Will a Torturer Become CIA Director?

The Senate Intelligence Committee is scheduled on Wednesday to decide whether to recommend that Gina Haspel be confirmed as director of the Central Intelligence Agency. The mind boggles.
It is no secret that Haspel oversaw detainee torture, including waterboarding, at a CIA “black site” base in Thailand. The nonprofit National Security Archive, housed at The George Washington University, reports that Haspel later drafted a cable ordering the destruction of dozens of videotapes of torture sessions, including some from before her arrival. Haspel also helped feed repeated lies about the supposed effectiveness of torture to CIA superiors, Congress, and two presidents.
So how does President Donald Trump think he can get this nomination approved? It is a sad story. Polling shows that most Americans, including Catholics, have been persuaded by Hollywood films and TV series, other media, and Trump himself that torture works. “Absolutely, I feel it works,” Trump told ABC News in January 2017.

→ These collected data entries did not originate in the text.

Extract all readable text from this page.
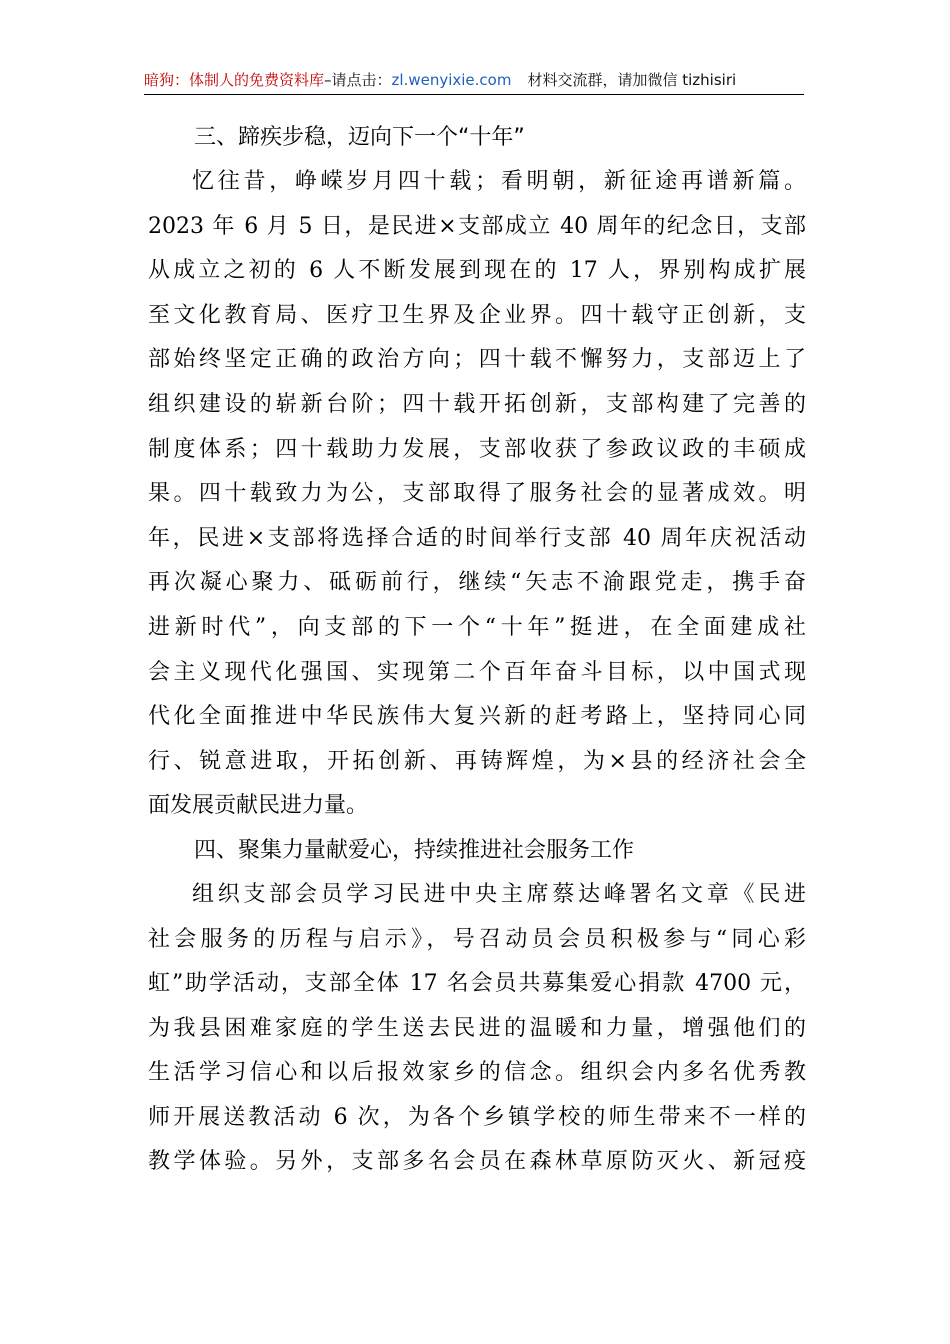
暗狗：体制人的免费资料库–请点击：zl.wenyixie.com 材料交流群，请加微信 tizhisiri
三、蹄疾步稳，迈向下一个“十年”
忆往昔，峥嵘岁月四十载；看明朝，新征途再谱新篇。
2023 年 6 月 5 日，是民进×支部成立 40 周年的纪念日，支部
从成立之初的 6 人不断发展到现在的 17 人，界别构成扩展
至文化教育局、医疗卫生界及企业界。四十载守正创新，支
部始终坚定正确的政治方向；四十载不懈努力，支部迈上了
组织建设的崭新台阶；四十载开拓创新，支部构建了完善的
制度体系；四十载助力发展，支部收获了参政议政的丰硕成
果。四十载致力为公，支部取得了服务社会的显著成效。明
年，民进×支部将选择合适的时间举行支部 40 周年庆祝活动
再次凝心聚力、砥砺前行，继续“矢志不渝跟党走，携手奋
进新时代”，向支部的下一个“十年”挺进，在全面建成社
会主义现代化强国、实现第二个百年奋斗目标，以中国式现
代化全面推进中华民族伟大复兴新的赶考路上，坚持同心同
行、锐意进取，开拓创新、再铸辉煌，为×县的经济社会全
面发展贡献民进力量。
四、聚集力量献爱心，持续推进社会服务工作
组织支部会员学习民进中央主席蔡达峰署名文章《民进
社会服务的历程与启示》，号召动员会员积极参与“同心彩
虹”助学活动，支部全体 17 名会员共募集爱心捐款 4700 元，
为我县困难家庭的学生送去民进的温暖和力量，增强他们的
生活学习信心和以后报效家乡的信念。组织会内多名优秀教
师开展送教活动 6 次，为各个乡镇学校的师生带来不一样的
教学体验。另外，支部多名会员在森林草原防灭火、新冠疫
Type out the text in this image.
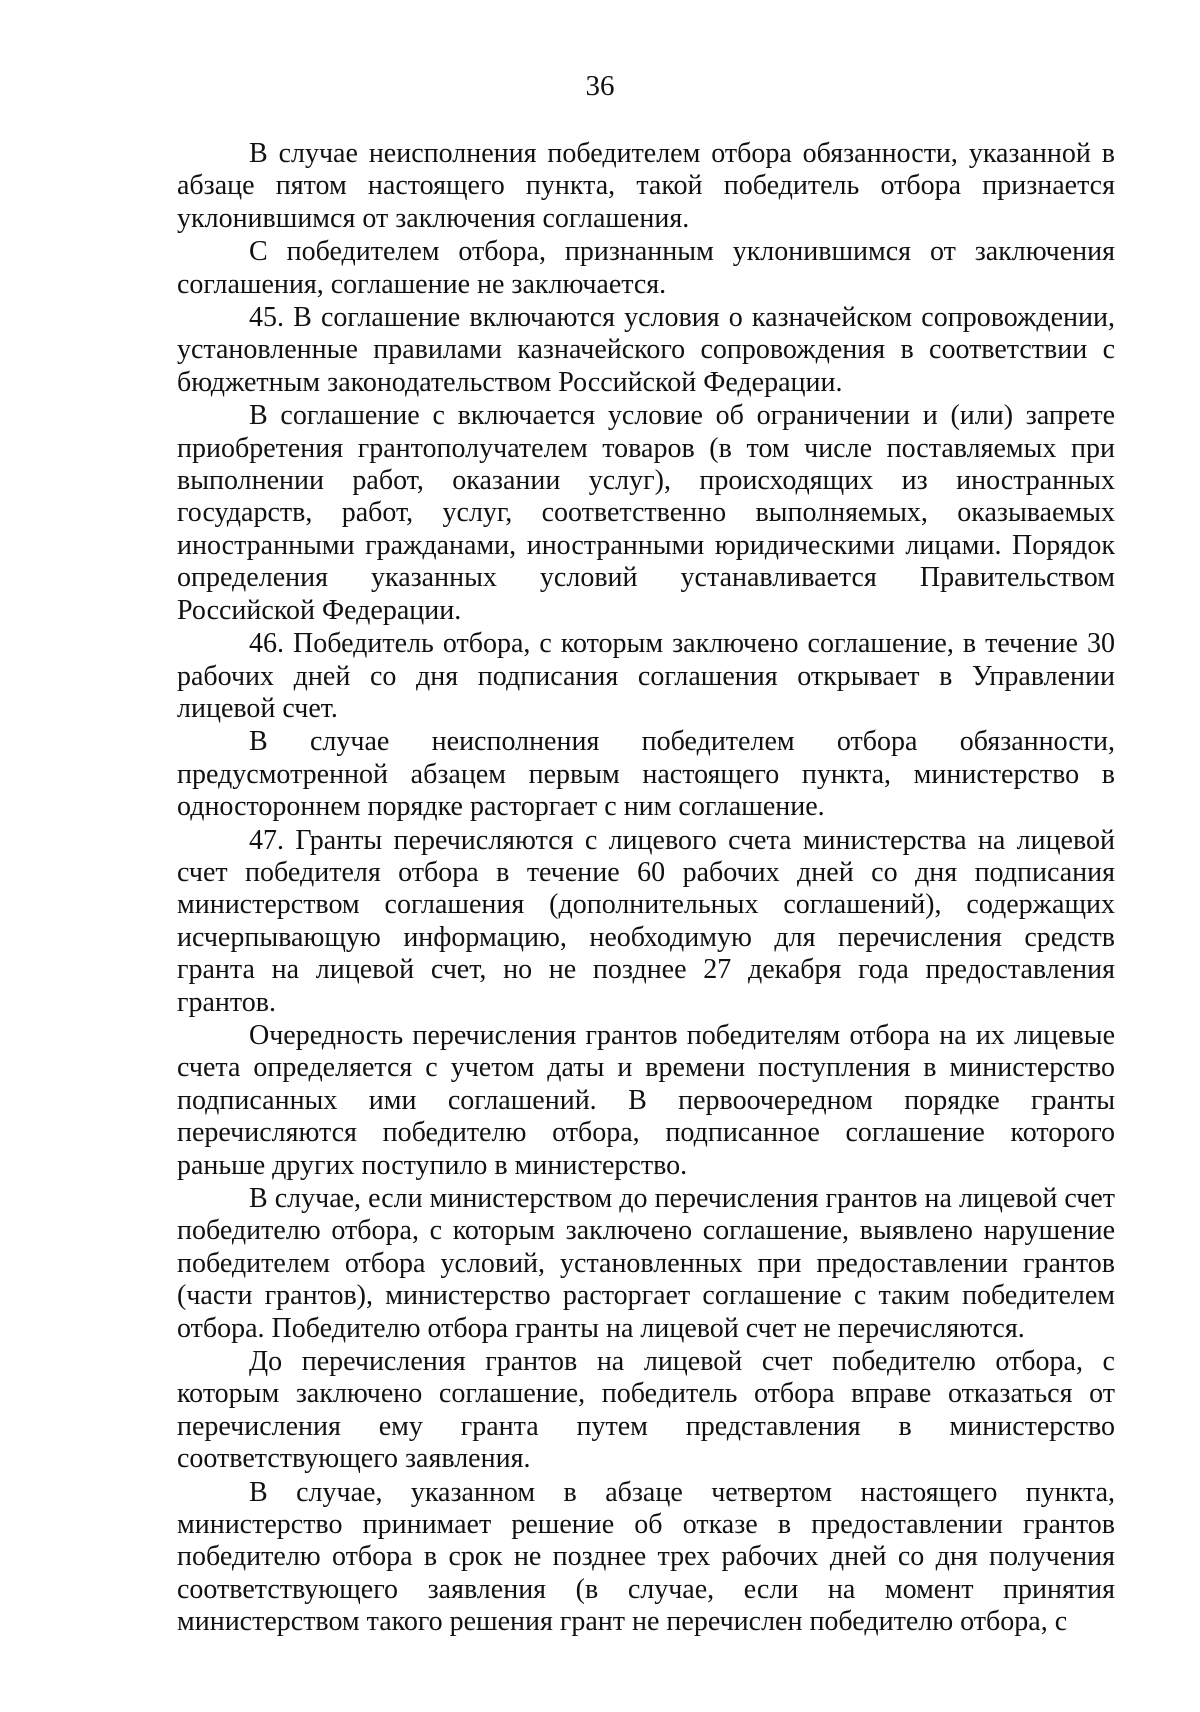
36

В случае неисполнения победителем отбора обязанности, указанной в абзаце пятом настоящего пункта, такой победитель отбора признается уклонившимся от заключения соглашения.

С победителем отбора, признанным уклонившимся от заключения соглашения, соглашение не заключается.

45. В соглашение включаются условия о казначейском сопровождении, установленные правилами казначейского сопровождения в соответствии с бюджетным законодательством Российской Федерации.

В соглашение с включается условие об ограничении и (или) запрете приобретения грантополучателем товаров (в том числе поставляемых при выполнении работ, оказании услуг), происходящих из иностранных государств, работ, услуг, соответственно выполняемых, оказываемых иностранными гражданами, иностранными юридическими лицами. Порядок определения указанных условий устанавливается Правительством Российской Федерации.

46. Победитель отбора, с которым заключено соглашение, в течение 30 рабочих дней со дня подписания соглашения открывает в Управлении лицевой счет.

В случае неисполнения победителем отбора обязанности, предусмотренной абзацем первым настоящего пункта, министерство в одностороннем порядке расторгает с ним соглашение.

47. Гранты перечисляются с лицевого счета министерства на лицевой счет победителя отбора в течение 60 рабочих дней со дня подписания министерством соглашения (дополнительных соглашений), содержащих исчерпывающую информацию, необходимую для перечисления средств гранта на лицевой счет, но не позднее 27 декабря года предоставления грантов.

Очередность перечисления грантов победителям отбора на их лицевые счета определяется с учетом даты и времени поступления в министерство подписанных ими соглашений. В первоочередном порядке гранты перечисляются победителю отбора, подписанное соглашение которого раньше других поступило в министерство.

В случае, если министерством до перечисления грантов на лицевой счет победителю отбора, с которым заключено соглашение, выявлено нарушение победителем отбора условий, установленных при предоставлении грантов (части грантов), министерство расторгает соглашение с таким победителем отбора. Победителю отбора гранты на лицевой счет не перечисляются.

До перечисления грантов на лицевой счет победителю отбора, с которым заключено соглашение, победитель отбора вправе отказаться от перечисления ему гранта путем представления в министерство соответствующего заявления.

В случае, указанном в абзаце четвертом настоящего пункта, министерство принимает решение об отказе в предоставлении грантов победителю отбора в срок не позднее трех рабочих дней со дня получения соответствующего заявления (в случае, если на момент принятия министерством такого решения грант не перечислен победителю отбора, с
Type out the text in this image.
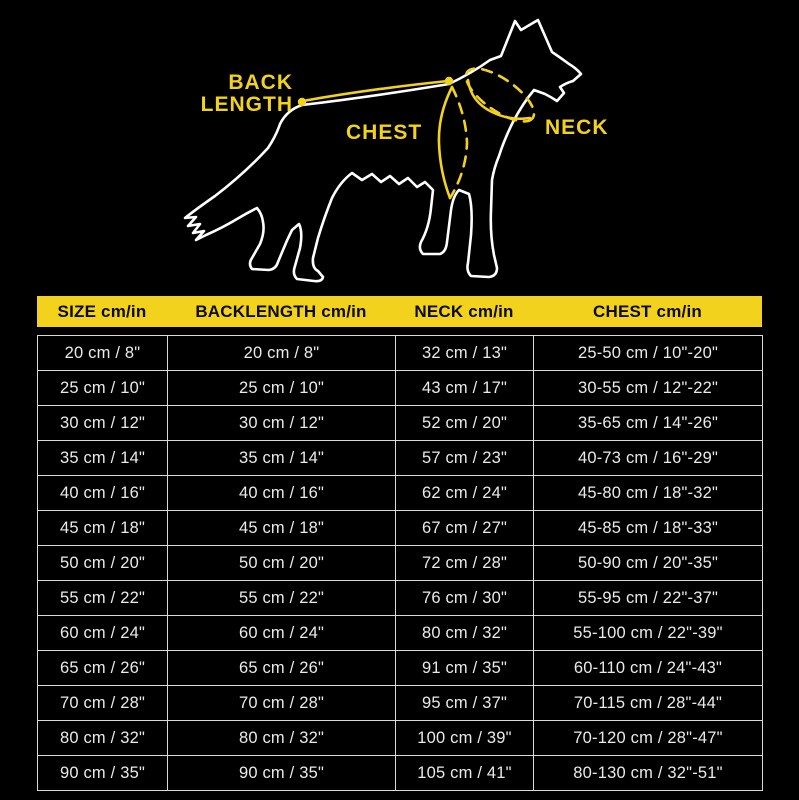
BACK
LENGTH
CHEST	NECK
SIZE cm/in	BACKLENGTH cm/in	NECK cm/in	CHEST cm/in
20 cm / 8"	20 cm / 8"	32 cm / 13"	25-50 cm / 10"-20"
25 cm / 10"	25 cm / 10"	43 cm / 17"	30-55 cm / 12"-22"
30 cm / 12"	30 cm / 12"	52 cm / 20"	35-65 cm / 14"-26"
35 cm / 14"	35 cm / 14"	57 cm / 23"	40-73 cm / 16"-29"
40 cm / 16"	40 cm / 16"	62 cm / 24"	45-80 cm / 18"-32"
45 cm / 18"	45 cm / 18"	67 cm / 27"	45-85 cm / 18"-33"
50 cm / 20"	50 cm / 20"	72 cm / 28"	50-90 cm / 20"-35"
55 cm / 22"	55 cm / 22"	76 cm / 30"	55-95 cm / 22"-37"
60 cm / 24"	60 cm / 24"	80 cm / 32"	55-100 cm / 22"-39"
65 cm / 26"	65 cm / 26"	91 cm / 35"	60-110 cm / 24"-43"
70 cm / 28"	70 cm / 28"	95 cm / 37"	70-115 cm / 28"-44"
80 cm / 32"	80 cm / 32"	100 cm / 39"	70-120 cm / 28"-47"
90 cm / 35"	90 cm / 35"	105 cm / 41"	80-130 cm / 32"-51"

Given the utilitarian tone dominating the discussion, I will first address whether there is any evidence that torture “works,” and then comment on the tendency to equivocate – in what one might call a jesuitical way – about the morality of torture. I must, however, point out upfront that the civilized world has long since decided that torture is intrinsically evil: always wrong. It is also against international and domestic law, of course. But torture is not wrong because it is illegal. It is the other way around. Torture is illegal because it is just flat wrong – always.